Guiding principles of this diverse association of Canadian businesses included a belief that a return should be made to the traditions of a toll-free waterway. It was argued that capital costs should not be recovered for the St. Lawrence Seaway through tolls assessed on the goods transported over the waterway. Speeches of the 1970s noted that the Seaway section from Lake Ontario to Montreal was the only international waterway in North America subject to tolls. Association members favored treating the Seaway in a manner similar to funding for Canadian rail and air transport systems. These carriers were subsidized by the Canadian government. Association reports noted that in the eight month shipping season for the Seaway more cargo was handled than in twelve month seasons for airlines and railroads.

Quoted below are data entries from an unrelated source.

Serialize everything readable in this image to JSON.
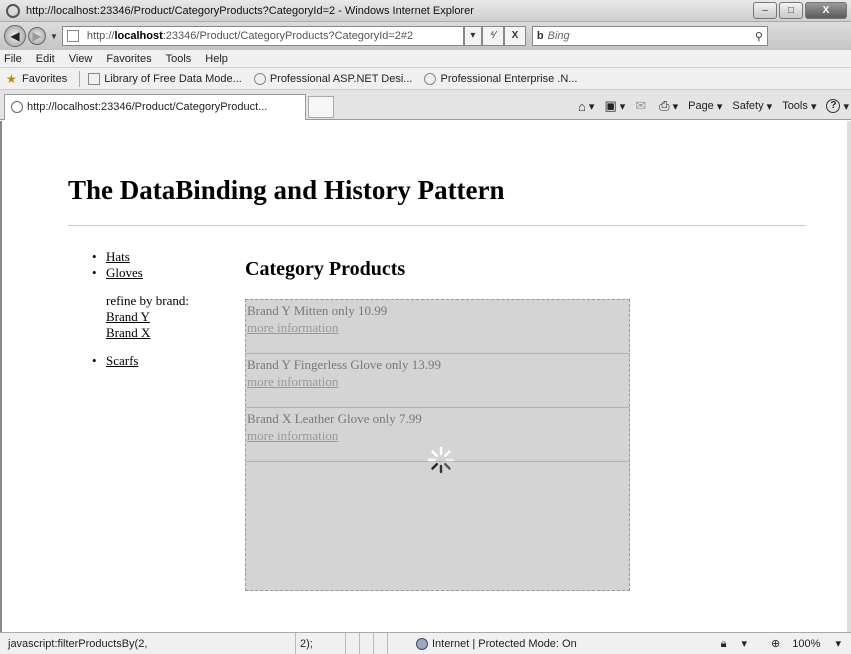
{
  "window": {
    "title": "http://localhost:23346/Product/CategoryProducts?CategoryId=2 - Windows Internet Explorer",
    "min_label": "–",
    "max_label": "□",
    "close_label": "X"
  },
  "nav": {
    "back_glyph": "◀",
    "forward_glyph": "▶",
    "dropdown_glyph": "▼",
    "url_prefix": "http://",
    "url_host": "localhost",
    "url_rest": ":23346/Product/CategoryProducts?CategoryId=2#2",
    "url_drop": "▾",
    "refresh_glyph": "⁴⁄",
    "stop_glyph": "X",
    "search_placeholder": "Bing",
    "search_engine_icon": "b",
    "search_glyph": "⚲"
  },
  "menu": {
    "items": [
      "File",
      "Edit",
      "View",
      "Favorites",
      "Tools",
      "Help"
    ]
  },
  "favorites": {
    "label": "Favorites",
    "items": [
      "Library of Free Data Mode...",
      "Professional ASP.NET Desi...",
      "Professional Enterprise .N..."
    ]
  },
  "tab": {
    "label": "http://localhost:23346/Product/CategoryProduct..."
  },
  "commands": {
    "home_glyph": "⌂",
    "feeds_glyph": "▣",
    "mail_glyph": "✉",
    "print_glyph": "⎙",
    "page_label": "Page",
    "safety_label": "Safety",
    "tools_label": "Tools",
    "help_glyph": "?",
    "drop": "▾"
  },
  "page": {
    "title": "The DataBinding and History Pattern",
    "categories": [
      {
        "label": "Hats"
      },
      {
        "label": "Gloves"
      }
    ],
    "refine_label": "refine by brand:",
    "brands": [
      "Brand Y",
      "Brand X"
    ],
    "other_category": "Scarfs",
    "main_title": "Category Products",
    "products": [
      {
        "text": "Brand Y Mitten only 10.99",
        "link": "more information"
      },
      {
        "text": "Brand Y Fingerless Glove only 13.99",
        "link": "more information"
      },
      {
        "text": "Brand X Leather Glove only 7.99",
        "link": "more information"
      }
    ]
  },
  "status": {
    "text": "javascript:filterProductsBy(2,",
    "text_tail": "2);",
    "zone": "Internet | Protected Mode: On",
    "zoom": "100%",
    "zoom_icon": "⊕",
    "security_icon": "🔒︎",
    "drop": "▾"
  }
}
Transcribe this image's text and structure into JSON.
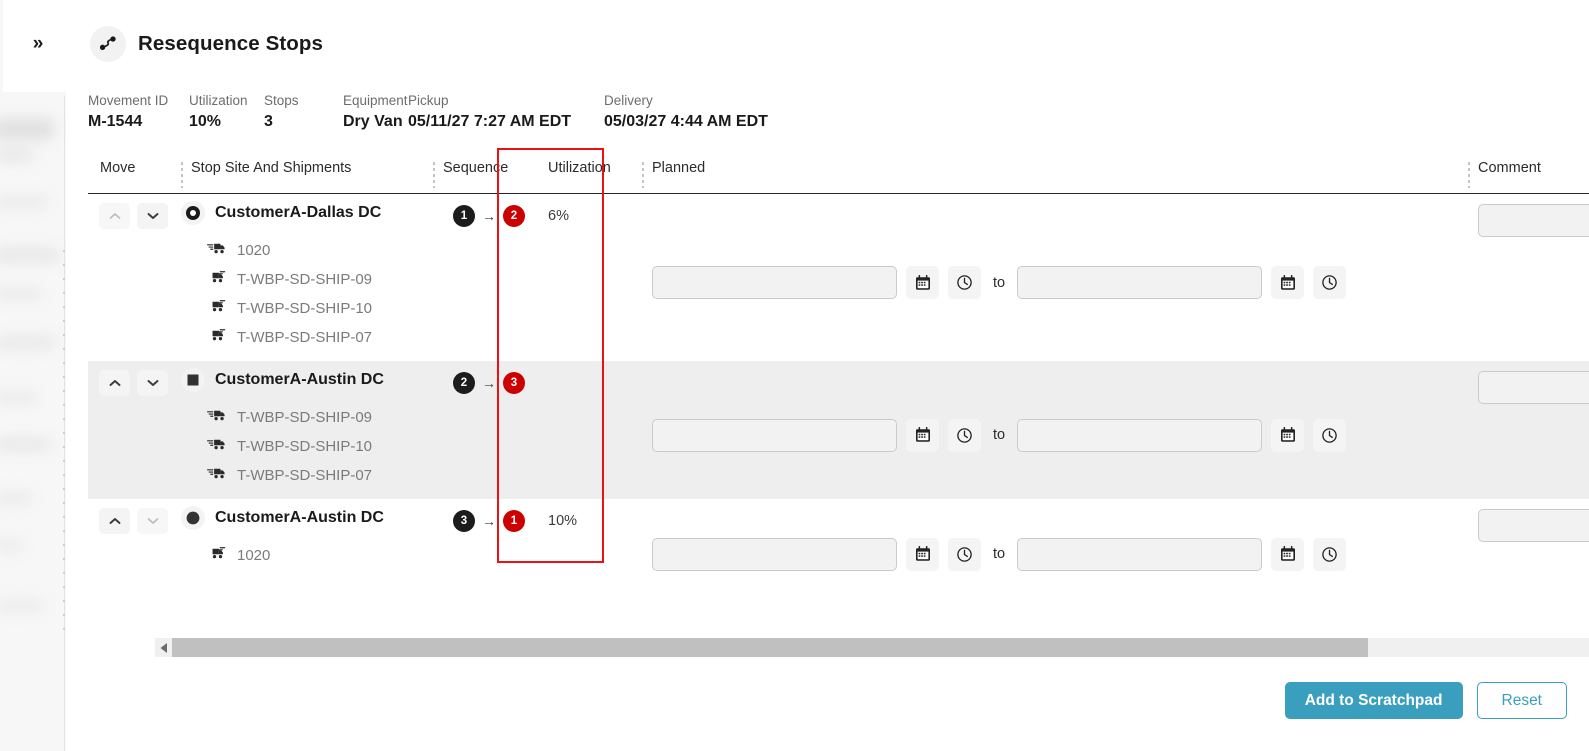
{
  "window": {
    "expand_button_label": "»",
    "title": "Resequence Stops",
    "title_icon": "route-stops-icon"
  },
  "summary": [
    {
      "label": "Movement ID",
      "value": "M-1544"
    },
    {
      "label": "Utilization",
      "value": "10%"
    },
    {
      "label": "Stops",
      "value": "3"
    },
    {
      "label": "Equipment",
      "value": "Dry Van"
    },
    {
      "label": "Pickup",
      "value": "05/11/27 7:27 AM EDT"
    },
    {
      "label": "Delivery",
      "value": "05/03/27 4:44 AM EDT"
    }
  ],
  "table": {
    "columns": [
      {
        "key": "move",
        "label": "Move"
      },
      {
        "key": "site",
        "label": "Stop Site And Shipments"
      },
      {
        "key": "sequence",
        "label": "Sequence"
      },
      {
        "key": "utilization",
        "label": "Utilization"
      },
      {
        "key": "planned",
        "label": "Planned"
      },
      {
        "key": "comment",
        "label": "Comment"
      }
    ],
    "rows": [
      {
        "marker": "origin-ring-icon",
        "site": "CustomerA-Dallas DC",
        "sequence_current": "1",
        "sequence_new": "2",
        "sequence_arrow": "→",
        "utilization": "6%",
        "move_up_enabled": false,
        "move_down_enabled": true,
        "highlighted": false,
        "shipments": [
          {
            "icon": "truck-arrive-icon",
            "label": "1020"
          },
          {
            "icon": "truck-depart-icon",
            "label": "T-WBP-SD-SHIP-09"
          },
          {
            "icon": "truck-depart-icon",
            "label": "T-WBP-SD-SHIP-10"
          },
          {
            "icon": "truck-depart-icon",
            "label": "T-WBP-SD-SHIP-07"
          }
        ],
        "planned": {
          "date_value": "",
          "time_value": "",
          "to_label": "to",
          "date_icon": "calendar-icon",
          "time_icon": "clock-icon"
        },
        "comment": ""
      },
      {
        "marker": "stop-square-icon",
        "site": "CustomerA-Austin DC",
        "sequence_current": "2",
        "sequence_new": "3",
        "sequence_arrow": "→",
        "utilization": "",
        "move_up_enabled": true,
        "move_down_enabled": true,
        "highlighted": true,
        "shipments": [
          {
            "icon": "truck-arrive-icon",
            "label": "T-WBP-SD-SHIP-09"
          },
          {
            "icon": "truck-arrive-icon",
            "label": "T-WBP-SD-SHIP-10"
          },
          {
            "icon": "truck-arrive-icon",
            "label": "T-WBP-SD-SHIP-07"
          }
        ],
        "planned": {
          "date_value": "",
          "time_value": "",
          "to_label": "to",
          "date_icon": "calendar-icon",
          "time_icon": "clock-icon"
        },
        "comment": ""
      },
      {
        "marker": "destination-dot-icon",
        "site": "CustomerA-Austin DC",
        "sequence_current": "3",
        "sequence_new": "1",
        "sequence_arrow": "→",
        "utilization": "10%",
        "move_up_enabled": true,
        "move_down_enabled": false,
        "highlighted": false,
        "shipments": [
          {
            "icon": "truck-depart-icon",
            "label": "1020"
          }
        ],
        "planned": {
          "date_value": "",
          "time_value": "",
          "to_label": "to",
          "date_icon": "calendar-icon",
          "time_icon": "clock-icon"
        },
        "comment": ""
      }
    ]
  },
  "scrollbar": {
    "left_arrow": "◀",
    "right_arrow": "▶"
  },
  "footer": {
    "primary_label": "Add to Scratchpad",
    "secondary_label": "Reset"
  },
  "colors": {
    "accent": "#3a9fbf",
    "sequence_current": "#1c1c1c",
    "sequence_new": "#cc0000",
    "highlight_border": "#ee1111",
    "row_alt_bg": "#eeeeee"
  }
}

During the years covered in this collection (1972-1977) the lobbying strength developed over 15 years was considerable. Corporate members of the Association employed directly 170,000 Canadians and thousands more on an indirect basis. A projected expenditure of one billion dollars was made annually in salaries. The Canadian Co-operative Wheat Producers, Ltd., an Association member, brought 160,000 farmers from Alberta, Saskatchewan, and Manitoba into lobbying campaigns designed to oppose Seaway tolls that were perceived as reducing wheat profits. Some 17,000 other business groups such as local chambers of commerce were added as constituents.
Contacts with provincial governments provided the Association with access to official political support that shared anti-toll sentiments. Governments in Alberta, Manitoba, Ontario, and Saskatchewan opposed tolls on the Seaway before the Association was formed. These provinces held 52% of Canada's population in the mid-1970s.
Throughout its existence the Great Lakes Waterways Development Association has tried to unite regionally diverse sections of Canada around a matter of national interest. Association literature documented competitive disadvantages faced by Quebec mining companies trying to sell iron ore to steel companies who could buy Minnesota ore that did not have to pass through the Seaway with its added tolls. Advantages to wheat farms from Canadian prairie regions that would emerge with no tolls also were discussed.
|Scope and Content|
This one-half cubic foot collection documents activities of the Great Lakes Waterways Development Association for the years 1972-1977. The lobbying efforts of this Canadian organization are emphasized through correspondence (folders 3-6) directed to members and Canadian ministry offices concerned with Great Lakes issues. Topics designated for each year's lobbying campaigns were approved by resolutions passed at annual meetings. These proceedings files (folders 1-2) offer a view of the Association goals in the 1970s.
Reports, speeches, and press releases (folders 7-9) were used to monitor the status of legislation affecting the shipping industry on the Great Lakes and the St. Lawrence Seaway. Rate increases for cargo shipments on the Seaway are frequently discussed in position papers and reports.